EXPLAIN SELECT * FROM wp_posts WHERE post_type IN ('post', 'page') AND post_status='publish' AND post_date > '2013-01-01 00:00:00' ORDER BY ID;
+------+-------------+----------+-------+------------------+------------------+---------+------+------+---------------------------------------+
| id | select_type | table | type | possible_keys | key | key_len | ref | rows | Extra |
+------+-------------+----------+-------+------------------+------------------+---------+------+------+---------------------------------------+
| 1 | SIMPLE | wp_posts | range | type_status_date | type_status_date | 132 | NULL | 34 | Using index condition; Using filesort |
+------+-------------+----------+-------+------------------+------------------+---------+------+------+---------------------------------------+
1 row in set (0.01 sec)
EXPLAIN SELECT * FROM wp_posts WHERE post_type='post' AND post_status='publish' AND post_date > '2013-01-01 00:00:00' ORDER BY ID ;
+------+-------------+----------+-------+------------------+------------------+---------+------+------+---------------------------------------+
| id | select_type | table | type | possible_keys | key | key_len | ref | rows | Extra |
+------+-------------+----------+-------+------------------+------------------+---------+------+------+---------------------------------------+
| 1 | SIMPLE | wp_posts | range | type_status_date | type_status_date | 132 | NULL | 33 | Using index condition; Using filesort |
+------+-------------+----------+-------+------------------+------------------+---------+------+------+---------------------------------------+
1 row in set (0.00 sec)
We're specifying the post_type, post_status, and post_date in both queries. You'll notice that the "rows" doesn't change much when we just select posts instead of posts and pages. Even though the cardinality of post_type is a whopping 6, even that is a bit misleading, as almost all of the rows have type "post", making the real-world cardinality even lower than that.

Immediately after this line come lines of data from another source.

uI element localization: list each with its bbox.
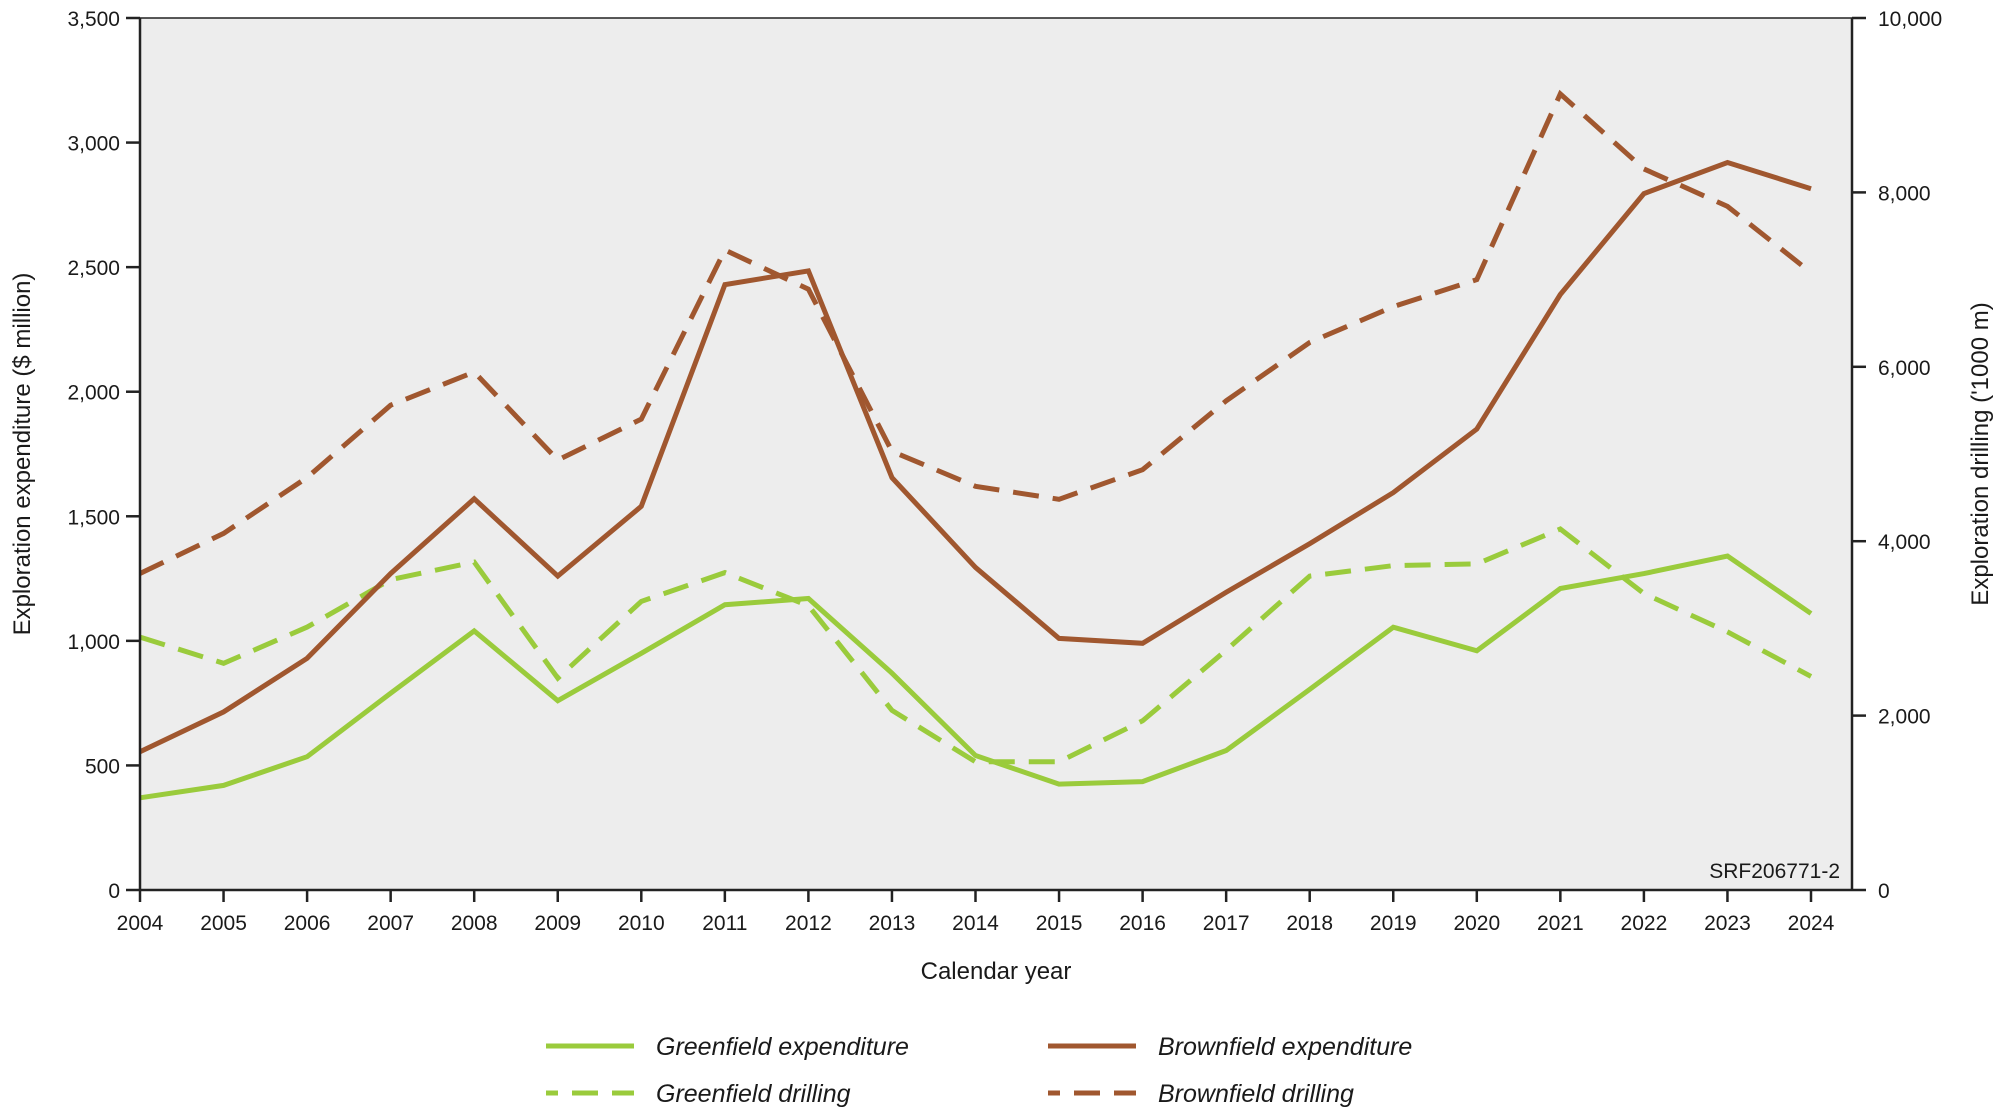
legend-label: Brownfield drilling (1158, 1080, 1354, 1108)
x-tick-label: 2006 (284, 912, 331, 935)
y-tick-label: 0 (108, 880, 120, 903)
y2-tick-label: 6,000 (1878, 357, 1931, 380)
y2-tick-label: 8,000 (1878, 182, 1931, 205)
legend-item-greenfield-expenditure: Greenfield expenditure (546, 1033, 909, 1061)
x-tick-label: 2012 (785, 912, 832, 935)
x-tick-label: 2008 (451, 912, 498, 935)
y-axis-title: Exploration expenditure ($ million) (9, 273, 36, 636)
legend-item-brownfield-drilling: Brownfield drilling (1048, 1080, 1354, 1108)
y-tick-label: 1,500 (67, 506, 120, 529)
y-tick-label: 1,000 (67, 631, 120, 654)
y2-tick-label: 0 (1878, 880, 1890, 903)
x-tick-label: 2017 (1203, 912, 1250, 935)
x-tick-label: 2019 (1370, 912, 1417, 935)
legend-item-brownfield-expenditure: Brownfield expenditure (1048, 1033, 1412, 1061)
x-tick-label: 2016 (1119, 912, 1166, 935)
series-line-brownfield-expenditure (138, 159, 1812, 754)
legend-label: Brownfield expenditure (1158, 1033, 1412, 1061)
series-lines (138, 89, 1813, 801)
x-tick-label: 2024 (1788, 912, 1835, 935)
x-tick-label: 2021 (1537, 912, 1584, 935)
x-tick-label: 2014 (952, 912, 999, 935)
legend-label: Greenfield drilling (656, 1080, 851, 1108)
x-tick-label: 2010 (618, 912, 665, 935)
x-tick-label: 2015 (1036, 912, 1083, 935)
y-tick-label: 500 (85, 755, 120, 778)
legend: Greenfield expenditure Brownfield expendi… (546, 1033, 1412, 1108)
plot-area (140, 18, 1852, 890)
x-tick-label: 2022 (1621, 912, 1668, 935)
y-tick-label: 3,500 (67, 8, 120, 31)
series-line-brownfield-drilling (138, 89, 1813, 576)
x-tick-label: 2009 (534, 912, 581, 935)
x-tick-label: 2005 (200, 912, 247, 935)
series-line-greenfield-expenditure (139, 553, 1813, 801)
series-line-greenfield-drilling (139, 526, 1813, 765)
y2-tick-label: 4,000 (1878, 531, 1931, 554)
axes: 0 500 1,000 1,500 2,000 2,500 3,000 3,500 0 2,000… (67, 8, 1942, 935)
y2-tick-label: 2,000 (1878, 706, 1931, 729)
x-tick-label: 2007 (367, 912, 414, 935)
y2-tick-label: 10,000 (1878, 8, 1942, 31)
x-axis-title: Calendar year (921, 958, 1072, 985)
x-tick-label: 2011 (702, 912, 747, 935)
chart-annotation: SRF206771-2 (1709, 860, 1840, 883)
y2-axis-title: Exploration drilling ('1000 m) (1967, 302, 1994, 605)
legend-label: Greenfield expenditure (656, 1033, 909, 1061)
x-tick-label: 2020 (1453, 912, 1500, 935)
x-tick-label: 2023 (1704, 912, 1751, 935)
x-tick-label: 2013 (869, 912, 916, 935)
x-tick-label: 2018 (1286, 912, 1333, 935)
x-tick-label: 2004 (117, 912, 164, 935)
legend-item-greenfield-drilling: Greenfield drilling (546, 1080, 851, 1108)
y-tick-label: 3,000 (67, 133, 120, 156)
y-tick-label: 2,000 (67, 382, 120, 405)
y-tick-label: 2,500 (67, 257, 120, 280)
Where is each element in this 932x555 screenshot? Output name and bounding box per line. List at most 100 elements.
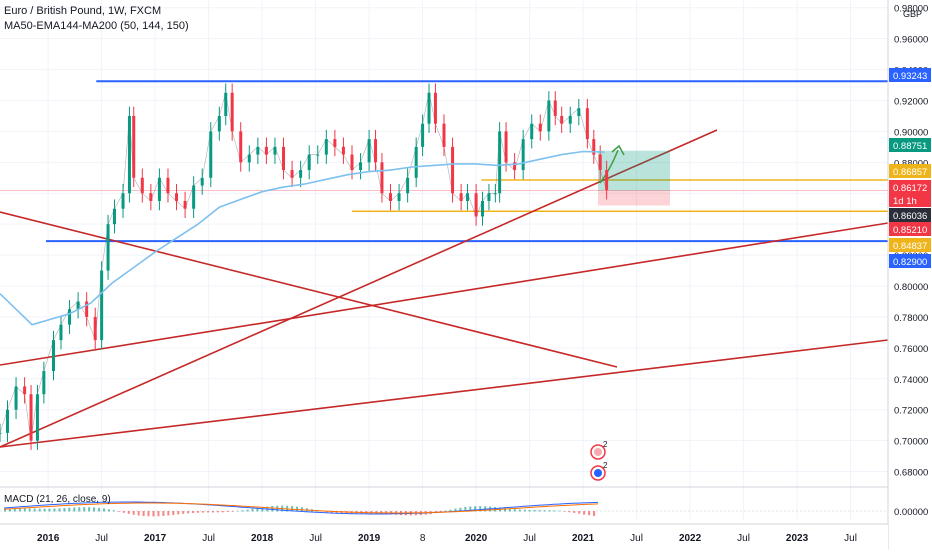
candle-body [397, 193, 401, 201]
candle-body [42, 371, 46, 395]
macd-histogram-bar [43, 508, 46, 512]
price-label: 0.88751 [893, 141, 927, 152]
macd-histogram-bar [202, 511, 204, 513]
candle-body [35, 394, 39, 441]
candle-body [0, 432, 2, 434]
candle-body [414, 146, 418, 178]
macd-histogram-bar [107, 509, 110, 512]
macd-histogram-bar [78, 507, 81, 512]
macd-histogram-bar [152, 511, 155, 517]
price-label: 0.86857 [893, 167, 927, 178]
macd-histogram-bar [117, 511, 120, 512]
trendline-ascending [0, 129, 718, 448]
price-label: 0.84837 [893, 241, 927, 252]
macd-histogram-bar [142, 511, 145, 517]
candle-body [324, 139, 328, 155]
trendline-channel-bottom [0, 339, 889, 448]
x-tick-label: 2018 [251, 533, 274, 544]
macd-histogram-bar [192, 511, 195, 514]
price-series [0, 83, 609, 450]
projection-arrow-head [611, 144, 625, 156]
x-tick-label: 2022 [679, 533, 702, 544]
candle-body [598, 154, 602, 171]
candle-body [85, 301, 89, 317]
macd-histogram-bar [439, 511, 442, 513]
macd-histogram-bar [335, 511, 338, 514]
projection-arrow [599, 149, 619, 184]
candle-body [592, 139, 596, 155]
macd-histogram-bar [251, 508, 254, 512]
x-tick-label: 2020 [465, 533, 488, 544]
candle-body [605, 170, 609, 191]
candle-body [14, 386, 18, 410]
macd-line [3, 501, 599, 515]
macd-histogram-bar [28, 508, 31, 512]
price-axis-bg [888, 0, 932, 550]
macd-histogram-bar [23, 508, 26, 512]
macd-histogram-bar [454, 508, 457, 512]
macd-zero-label: 0.00000 [894, 507, 928, 518]
macd-histogram-bar [563, 511, 566, 512]
indicator-legend[interactable]: MA50-EMA144-MA200 (50, 144, 150) [4, 20, 189, 32]
candle-body [380, 162, 384, 194]
macd-histogram-bar [137, 511, 140, 516]
candle-body [553, 100, 557, 116]
event-marker-count: 2 [603, 440, 608, 449]
target-zone [598, 150, 670, 191]
candle-body [513, 162, 517, 171]
candle-body [230, 92, 234, 132]
macd-histogram-bar [236, 510, 239, 512]
macd-histogram-bar [132, 511, 135, 515]
candle-body [487, 193, 491, 201]
macd-histogram-bar [459, 507, 462, 512]
candle-body [427, 92, 431, 124]
candle-body [247, 154, 251, 163]
price-path [0, 92, 607, 441]
macd-histogram-bar [127, 511, 130, 514]
price-label-bg [889, 238, 931, 252]
candle-body [100, 270, 104, 341]
x-tick-label: 2016 [37, 533, 60, 544]
candle-body [282, 146, 286, 171]
candle-body [192, 185, 196, 209]
macd-histogram-bar [68, 507, 71, 512]
candle-body [359, 162, 363, 171]
candle-body [5, 409, 9, 433]
macd-histogram-bar [449, 509, 452, 512]
candle-body [166, 177, 170, 194]
macd-histogram-bar [523, 509, 526, 512]
candle-body [538, 123, 542, 132]
macd-histogram-bar [469, 506, 472, 512]
candle-body [59, 324, 63, 341]
candle-body [264, 146, 268, 155]
candle-body [224, 92, 228, 116]
candle-body [51, 340, 55, 372]
macd-histogram-bar [518, 509, 521, 512]
y-tick-label: 0.72000 [894, 406, 928, 417]
macd-histogram-bar [98, 507, 101, 512]
symbol-title[interactable]: Euro / British Pound, 1W, FXCM [4, 5, 162, 17]
y-tick-label: 0.98000 [894, 4, 928, 15]
candle-body [209, 131, 213, 178]
macd-histogram-bar [241, 510, 244, 512]
candle-body [127, 115, 131, 194]
macd-histogram-bar [93, 507, 96, 512]
x-tick-label: 2017 [144, 533, 167, 544]
y-tick-label: 0.70000 [894, 437, 928, 448]
macd-histogram-bar [58, 508, 61, 512]
macd-legend[interactable]: MACD (21, 26, close, 9) [4, 494, 111, 505]
candle-body [200, 177, 204, 186]
macd-histogram-bar [177, 511, 180, 515]
price-label-bg [889, 180, 931, 194]
macd-histogram-bar [167, 511, 170, 516]
candle-body [333, 139, 337, 147]
macd-histogram-bar [38, 508, 41, 512]
macd-histogram-bar [548, 510, 551, 512]
price-label-bg [889, 68, 931, 82]
candle-body [307, 154, 311, 171]
y-tick-label: 0.90000 [894, 127, 928, 138]
trendline-descending [0, 211, 618, 368]
macd-histogram-bar [271, 506, 274, 512]
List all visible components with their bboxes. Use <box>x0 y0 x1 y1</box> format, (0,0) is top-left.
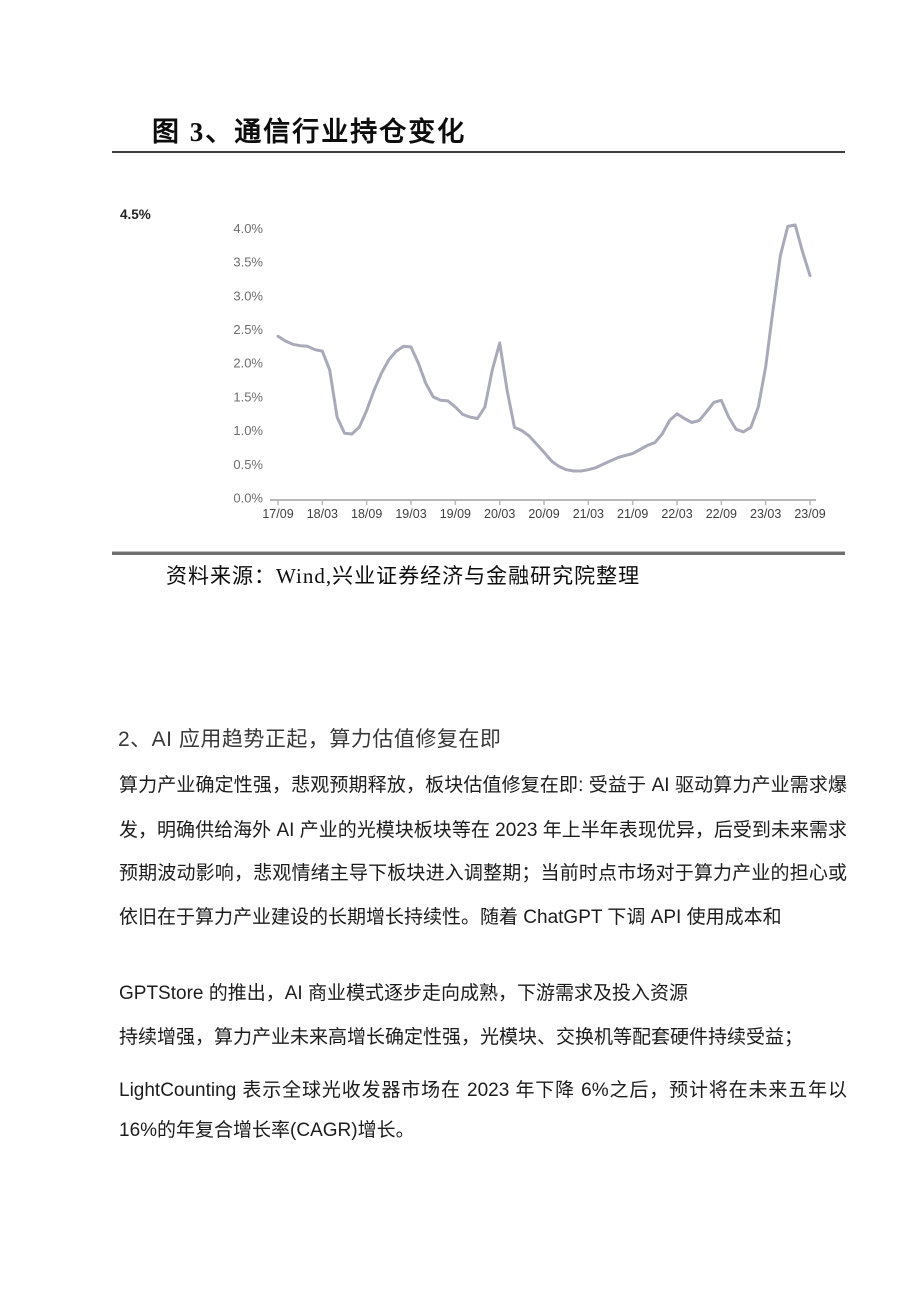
y-axis-tick-label: 4.0% <box>233 221 263 236</box>
x-axis-tick-label: 18/03 <box>307 507 338 521</box>
paragraph-line: 预期波动影响，悲观情绪主导下板块进入调整期；当前时点市场对于算力产业的担心或 <box>119 863 847 884</box>
x-axis-tick-label: 19/09 <box>440 507 471 521</box>
x-axis-tick-label: 22/03 <box>661 507 692 521</box>
x-axis-tick-label: 21/09 <box>617 507 648 521</box>
y-axis-tick-label: 1.0% <box>233 423 263 438</box>
x-axis-tick-label: 22/09 <box>706 507 737 521</box>
y-axis-tick-label: 3.5% <box>233 255 263 270</box>
paragraph-line: 发，明确供给海外 AI 产业的光模块板块等在 2023 年上半年表现优异，后受到… <box>119 820 847 841</box>
x-axis-tick-label: 18/09 <box>351 507 382 521</box>
y-axis-tick-label: 0.0% <box>233 491 263 506</box>
holdings-line-chart: 0.0% 0.5% 1.0% 1.5% 2.0% 2.5% 3.0% 3.5% 4.0% 17/0… <box>233 221 825 521</box>
holdings-series-line <box>276 223 812 473</box>
holdings-chart-container: 0.0% 0.5% 1.0% 1.5% 2.0% 2.5% 3.0% 3.5% 4.0% 17/0… <box>110 195 860 535</box>
axis-top-label: 4.5% <box>120 207 151 222</box>
y-axis-tick-label: 2.0% <box>233 356 263 371</box>
x-axis-tick-label: 20/09 <box>528 507 559 521</box>
x-axis-tick-label: 23/09 <box>794 507 825 521</box>
paragraph-line: LightCounting 表示全球光收发器市场在 2023 年下降 6%之后，… <box>119 1080 847 1101</box>
x-axis-tick-label: 21/03 <box>573 507 604 521</box>
paragraph-line: 算力产业确定性强，悲观预期释放，板块估值修复在即: 受益于 AI 驱动算力产业需… <box>119 775 847 796</box>
x-axis-tick-label: 17/09 <box>262 507 293 521</box>
paragraph-line: 持续增强，算力产业未来高增长确定性强，光模块、交换机等配套硬件持续受益； <box>119 1027 804 1048</box>
y-axis-tick-label: 0.5% <box>233 457 263 472</box>
paragraph-line: 16%的年复合增长率(CAGR)增长。 <box>119 1120 415 1141</box>
paragraph-line: GPTStore 的推出，AI 商业模式逐步走向成熟，下游需求及投入资源 <box>119 983 688 1004</box>
x-axis-tick-label: 23/03 <box>750 507 781 521</box>
section-heading: 2、AI 应用趋势正起，算力估值修复在即 <box>118 728 502 751</box>
y-axis-tick-label: 2.5% <box>233 322 263 337</box>
x-axis-tick-label: 19/03 <box>395 507 426 521</box>
data-source-note: 资料来源：Wind,兴业证券经济与金融研究院整理 <box>166 564 641 588</box>
title-divider <box>112 151 845 153</box>
paragraph-line: 依旧在于算力产业建设的长期增长持续性。随着 ChatGPT 下调 API 使用成… <box>119 907 782 928</box>
source-divider <box>112 551 845 555</box>
y-axis-tick-label: 1.5% <box>233 389 263 404</box>
x-axis-tick-label: 20/03 <box>484 507 515 521</box>
y-axis-tick-label: 3.0% <box>233 288 263 303</box>
figure-title: 图 3、通信行业持仓变化 <box>152 117 467 147</box>
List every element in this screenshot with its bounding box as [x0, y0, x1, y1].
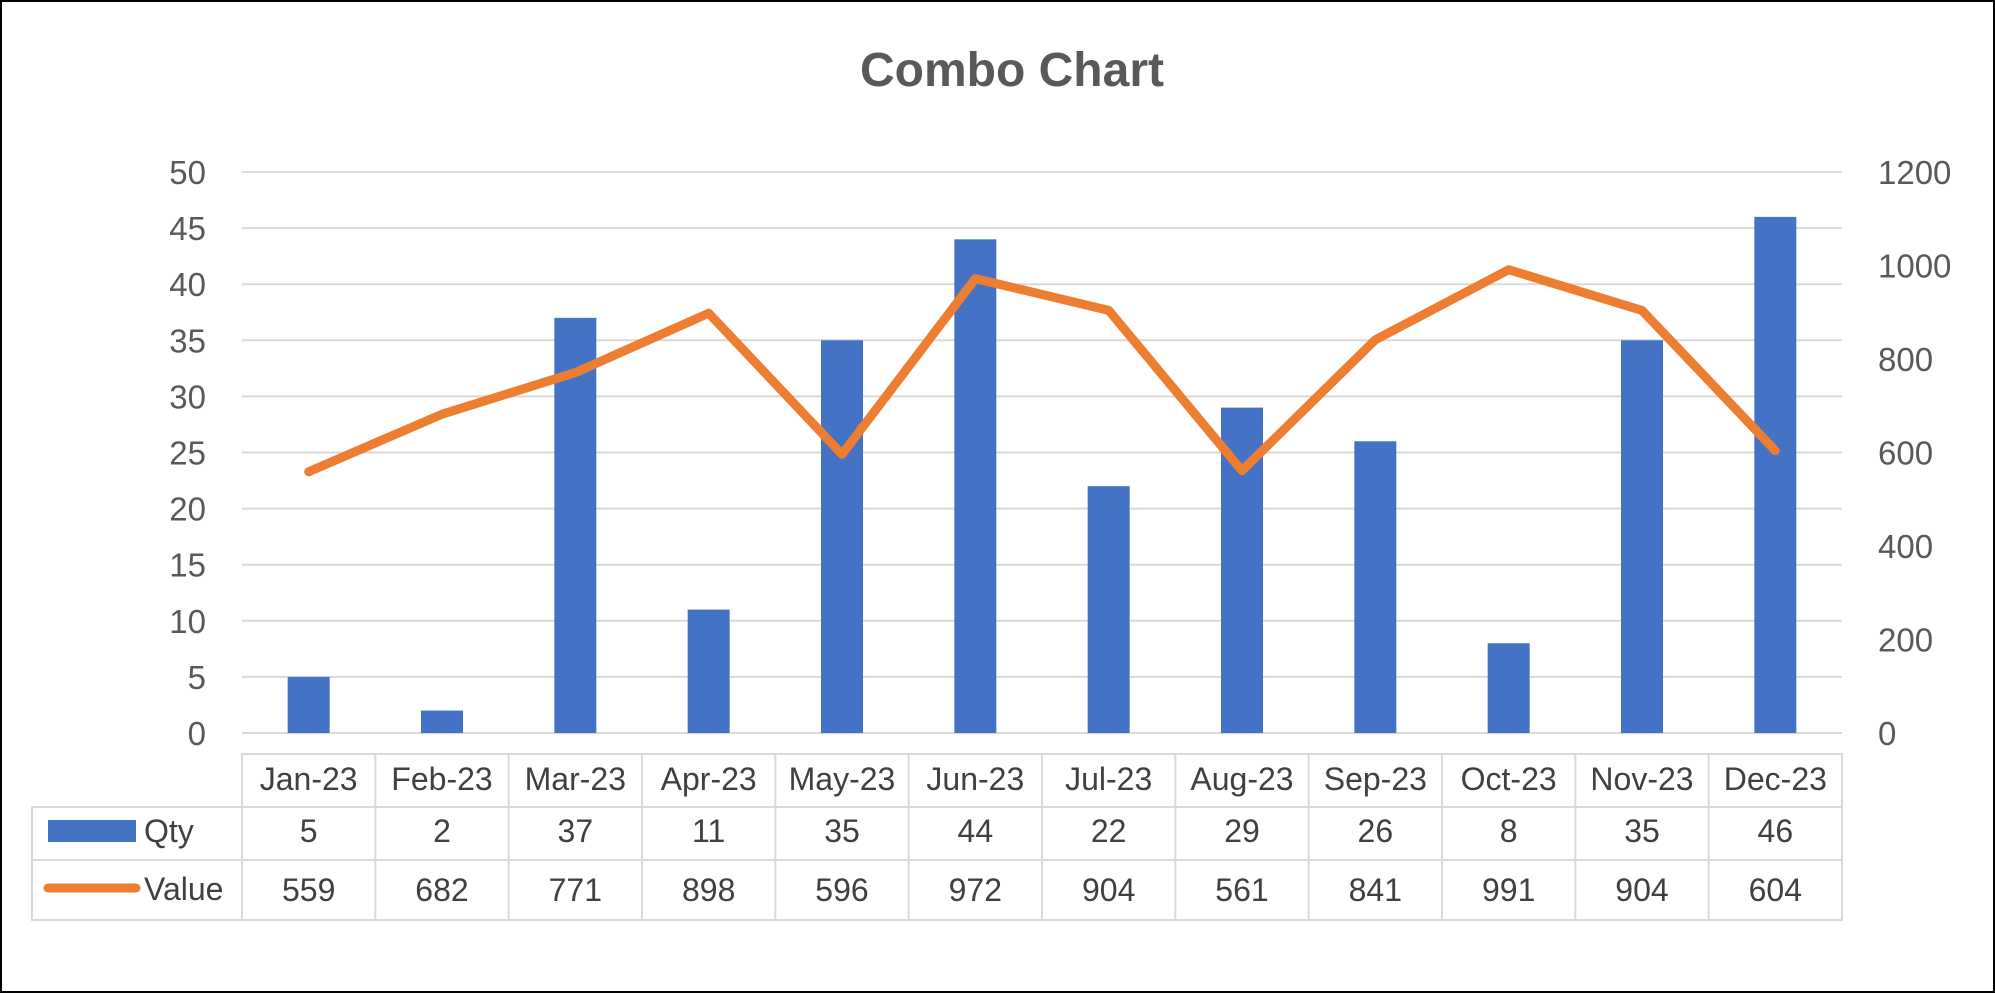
value-data-label: 771: [549, 872, 602, 908]
category-label: Dec-23: [1724, 761, 1827, 797]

If we specify an exact date and time, rather than a range, then we narrow it down to a single row.
EXPLAIN SELECT * FROM wp_posts WHERE post_type='post' AND post_status='publish' AND post_date = '2013-02-05 10:53:57' ORDER BY ID ;
+------+-------------+----------+------+------------------+------------------+---------+-------------------+------+------------------------------------+
| id | select_type | table | type | possible_keys | key | key_len | ref | rows | Extra |
+------+-------------+----------+------+------------------+------------------+---------+-------------------+------+------------------------------------+
| 1 | SIMPLE | wp_posts | ref | type_status_date | type_status_date | 132 | const,const,const | 1 | Using index condition; Using where |
+------+-------------+----------+------+------------------+------------------+---------+-------------------+------+------------------------------------+
1 row in set (0.00 sec)
How often are we going to query the database for an exact date and time, though? Generally, we'll either be specifying a date/time range, or ordering by the date/time.
In either case, we cannot use the portion of the index after post_date.
So does that mean the ID portion of the key is useless? In all likelihood, yes. I can't imagine any scenario where it would be useful.
As an aside, when using the InnoDB storage engine, secondary indexes merely point back to the primary key, so the ID would already be referenced in the index.